The words send heat crawling up your throat. You shouldn’t care. You shouldn’t want to hear it. But it makes you shiver all the same, makes you suck harder, faster, until he finally breaks.
Release tears through him in silence, his whole body shuddering like it hurts to let go. His chest rises and falls in ragged bursts, but he never looks away from you, not even in the last violent second.
You wipe your mouth with the back of your hand and scramble to your feet, tugging your dress back into place with quick, precise movements. Your voice comes out firmer than you feel. “That was work. Only work.”
Enjin zips up slowly, steadies his breathing, and nods once. His eyes are calmer now, but no less intense. “Understood.”
**********
There’s no mention of it between you in the days after the storage room. He doesn’t push, doesn’t try to corner you or demand more. Enjin keeps being the same as always—quiet, almost chivalrous in his way, intense but never crossing lines. He tips handsomely, waits patiently, and watches with that same steadiness that makes your skin prickle. If anything, his restraint unsettles you more than if he’d begged.
You think about it sometimes, against your will—the weight of him in your mouth, the blunt way he muttered perfect. The thought creeps in during sets, when the lamps burn hot on your skin, but you always shove it down. You can’t afford to get caught in his orbit.
Weeks pass.
You’ve just come off stage, sweat cooling in rivulets down your back, glitter clinging stubbornly to your arms. The club is rowdy tonight, but Enjin sits as he always does, anchored in the corner. His elbows rest on the sticky table, hands laced together like he’s been waiting for the moment you walk over.

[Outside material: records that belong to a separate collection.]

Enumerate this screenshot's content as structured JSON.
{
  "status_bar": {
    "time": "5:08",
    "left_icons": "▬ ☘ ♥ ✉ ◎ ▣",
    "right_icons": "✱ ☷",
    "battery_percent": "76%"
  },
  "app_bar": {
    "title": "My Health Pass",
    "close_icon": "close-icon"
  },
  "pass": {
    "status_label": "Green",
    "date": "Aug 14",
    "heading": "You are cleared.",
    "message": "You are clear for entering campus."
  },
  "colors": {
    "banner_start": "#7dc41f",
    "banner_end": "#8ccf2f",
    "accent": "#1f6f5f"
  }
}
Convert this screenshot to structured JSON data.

“I love you,” he says simply, all at once, voice cutting clean through the noise.
The words knock the air out of you. You blink, then scoff hard, needing to break the tension. “No, you don't. You’re lonely. That’s not love—it’s... It's obsession.”

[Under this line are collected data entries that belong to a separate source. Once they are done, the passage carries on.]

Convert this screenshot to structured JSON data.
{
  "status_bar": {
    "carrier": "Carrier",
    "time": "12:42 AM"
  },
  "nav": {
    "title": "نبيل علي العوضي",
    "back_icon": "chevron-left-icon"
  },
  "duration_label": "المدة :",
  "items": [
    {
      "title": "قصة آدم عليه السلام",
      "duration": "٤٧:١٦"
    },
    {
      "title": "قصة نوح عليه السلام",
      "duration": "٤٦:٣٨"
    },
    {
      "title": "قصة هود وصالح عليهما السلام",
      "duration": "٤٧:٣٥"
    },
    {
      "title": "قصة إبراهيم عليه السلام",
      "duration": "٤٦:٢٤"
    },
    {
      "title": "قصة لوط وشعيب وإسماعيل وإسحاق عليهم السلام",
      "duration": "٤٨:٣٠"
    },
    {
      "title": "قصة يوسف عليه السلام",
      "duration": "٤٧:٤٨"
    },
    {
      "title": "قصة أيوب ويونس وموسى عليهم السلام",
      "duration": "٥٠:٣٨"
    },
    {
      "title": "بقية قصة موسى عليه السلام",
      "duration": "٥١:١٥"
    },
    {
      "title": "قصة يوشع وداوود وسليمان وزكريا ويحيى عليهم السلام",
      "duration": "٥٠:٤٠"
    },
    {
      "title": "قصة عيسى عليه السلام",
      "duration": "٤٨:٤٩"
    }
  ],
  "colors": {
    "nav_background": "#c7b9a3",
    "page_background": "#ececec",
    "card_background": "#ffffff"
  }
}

His mouth quirks into the faintest smirk, not defensive, just certain. “I don't do obsession. I love you.”
“Enjin—” you start, frustration bleeding through, but he cuts you off gently.
“I don’t need you to say it back.” His eyes soften—not much, but enough to strike you. “I’ll be here anyway.”

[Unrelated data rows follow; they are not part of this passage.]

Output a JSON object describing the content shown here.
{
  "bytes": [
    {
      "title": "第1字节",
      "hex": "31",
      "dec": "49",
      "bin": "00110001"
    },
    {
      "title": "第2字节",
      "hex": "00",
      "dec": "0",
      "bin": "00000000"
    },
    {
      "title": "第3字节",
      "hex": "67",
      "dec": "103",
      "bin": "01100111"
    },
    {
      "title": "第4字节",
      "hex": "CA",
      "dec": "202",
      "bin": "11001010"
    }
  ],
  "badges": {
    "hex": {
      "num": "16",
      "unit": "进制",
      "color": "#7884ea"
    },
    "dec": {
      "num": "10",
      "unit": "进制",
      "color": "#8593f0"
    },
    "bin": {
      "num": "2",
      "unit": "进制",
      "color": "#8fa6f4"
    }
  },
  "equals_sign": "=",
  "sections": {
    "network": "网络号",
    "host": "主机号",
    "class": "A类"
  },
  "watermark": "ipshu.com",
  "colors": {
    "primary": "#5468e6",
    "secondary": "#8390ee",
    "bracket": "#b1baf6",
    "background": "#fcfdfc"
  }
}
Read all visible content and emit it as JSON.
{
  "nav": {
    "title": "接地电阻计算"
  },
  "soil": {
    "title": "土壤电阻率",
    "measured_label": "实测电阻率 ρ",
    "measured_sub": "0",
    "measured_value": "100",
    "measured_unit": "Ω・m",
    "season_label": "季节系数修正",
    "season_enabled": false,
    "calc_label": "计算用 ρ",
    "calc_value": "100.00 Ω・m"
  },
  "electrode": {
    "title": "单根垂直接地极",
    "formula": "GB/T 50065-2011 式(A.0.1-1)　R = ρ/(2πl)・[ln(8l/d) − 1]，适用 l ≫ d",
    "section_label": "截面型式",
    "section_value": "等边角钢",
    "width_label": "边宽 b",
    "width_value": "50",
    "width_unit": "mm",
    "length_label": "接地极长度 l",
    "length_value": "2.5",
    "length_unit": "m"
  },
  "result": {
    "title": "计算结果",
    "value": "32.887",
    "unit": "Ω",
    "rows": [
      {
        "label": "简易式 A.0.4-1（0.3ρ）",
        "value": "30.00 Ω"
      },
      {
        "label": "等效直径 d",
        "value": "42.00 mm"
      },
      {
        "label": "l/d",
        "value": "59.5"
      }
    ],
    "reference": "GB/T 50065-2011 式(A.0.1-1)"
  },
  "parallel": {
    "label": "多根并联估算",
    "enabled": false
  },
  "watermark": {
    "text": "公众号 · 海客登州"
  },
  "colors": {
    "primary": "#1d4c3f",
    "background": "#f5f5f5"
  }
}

You exhale, pinching the bridge of your nose, trying to push down the warmth and irritation tangling in your chest. “You’re impossible.”
“Probably.” He leans back, one arm draped over the back of his chair, mouth curving with wry humour. “But I tip well.”
Despite yourself, the laugh escapes you, quiet and nervous, and his smirk deepens like he’s claimed some small victory.
**********
Even after that, every night, like he promises, he's there.
Every shift, every dance, you find him in the same seat—the back booth with its peeling vinyl, his umbrella balanced neatly across his legs. Always calm, always watchful, always paying more than anyone else. He never drinks too much, never gets loud. He just anchors himself there, as though the whole pit could collapse and he’d still be waiting for you to step under the lamps.
Sometimes during your private dances, he'll crack jokes, sardonic and offhand, his voice cutting clean through the haze of smoke:
“Think they’ll ever change the playlist, or are we all in hell together?”
Or, “You must get paid extra to pretend we’re interesting.”
You roll your eyes every time, but your mouth betrays you with a smile more often than you’d like. And he notices—he always notices.
He never asks again for more. Never mentions what he once admitted. Never crosses the line. But his words—I love you—still sit heavy on your chest. You never bring them up or invite them back into the open. Yet they linger, ghostlike, between every look, every joke, every bundle of cash he presses into your hand. You dance, he watches, and that pressure never leaves.
You never give him your love. And he won't demand it. But he keeps coming, week after week, burning through his hard-earned money just to sit in your orbit, content with whatever closeness he can buy. Under the dim, smoky light, with dust settling on everything, he looks at you like you’re something untouchable—and that, shamefully, feels good.
Maybe—for him—that’s enough. For you, the bittersweet truth remains: he's still just a customer.